The story opens with the world in massive crisis. Climate change and the effects of overpopulation have begun to reach critical mass, and there’s nowhere near enough oil to supply the world’s needs. The unlikely beneficiaries of this calamity are the employees of the Solarbus company and people who already own its vehicles. Solarbus was committed to creating a sustainable, mobile way to live, and only those who have a sun-powered Solarbus motor home have a semblance of normal life after society’s collapse. In this post-apocalyptic world, women’s roles have narrowed immensely. Men work for the overarching Solarbus corporation, while women exist only as “Solarbus wives,” equivalent to homemakers.

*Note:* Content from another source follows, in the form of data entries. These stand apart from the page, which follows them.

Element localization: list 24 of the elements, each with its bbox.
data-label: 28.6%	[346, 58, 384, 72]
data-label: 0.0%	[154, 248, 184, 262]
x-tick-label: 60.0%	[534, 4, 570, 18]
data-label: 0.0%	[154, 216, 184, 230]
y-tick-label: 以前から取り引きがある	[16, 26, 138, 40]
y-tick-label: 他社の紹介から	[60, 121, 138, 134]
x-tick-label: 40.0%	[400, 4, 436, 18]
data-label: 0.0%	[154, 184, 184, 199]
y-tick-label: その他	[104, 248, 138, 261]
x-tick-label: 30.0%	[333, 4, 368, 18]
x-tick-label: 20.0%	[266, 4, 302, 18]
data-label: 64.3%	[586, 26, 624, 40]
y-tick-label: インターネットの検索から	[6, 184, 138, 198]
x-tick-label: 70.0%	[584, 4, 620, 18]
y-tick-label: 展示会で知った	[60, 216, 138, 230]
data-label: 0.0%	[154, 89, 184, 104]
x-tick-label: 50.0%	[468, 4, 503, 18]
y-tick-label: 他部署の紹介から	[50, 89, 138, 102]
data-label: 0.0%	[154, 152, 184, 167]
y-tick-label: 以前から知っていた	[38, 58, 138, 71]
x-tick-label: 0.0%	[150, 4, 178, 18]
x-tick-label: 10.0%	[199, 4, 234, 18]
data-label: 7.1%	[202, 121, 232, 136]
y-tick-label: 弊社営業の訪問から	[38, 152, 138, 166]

Brandon focuses on one family: Jeff and Eva Parke and their daughter, Clarissa, who wants more out of life and wanders the desert in search of excitement. The less fortunate people in society become Terfs, who scavenge and steal to stay alive. A cruel ritual, which exiles a woman who’s older than marriageable age, sets a chain of events in motion that will change the Parkes forever. Clarissa is kidnapped by a group of Terfs who want to convert her to their way of life; they give her a Terf man named Matthew for protection, and she struggles to adjust. Jeff and Eva are also kidnapped, and they receive a stunning revelation from the Terf leader. Brandon creates a fairly believable scenario for the end of society as we know it and for what might happen in the aftermath. Although her characters are bound by the constraints of their highly stratified world, they nonetheless feel deeply convincing. For a novel about the end of the modern way of life, the work is remarkably uplifting overall, and it ends on a note of pure hope.
A thought-provoking read that may soothe readers’ apocalyptic anxieties.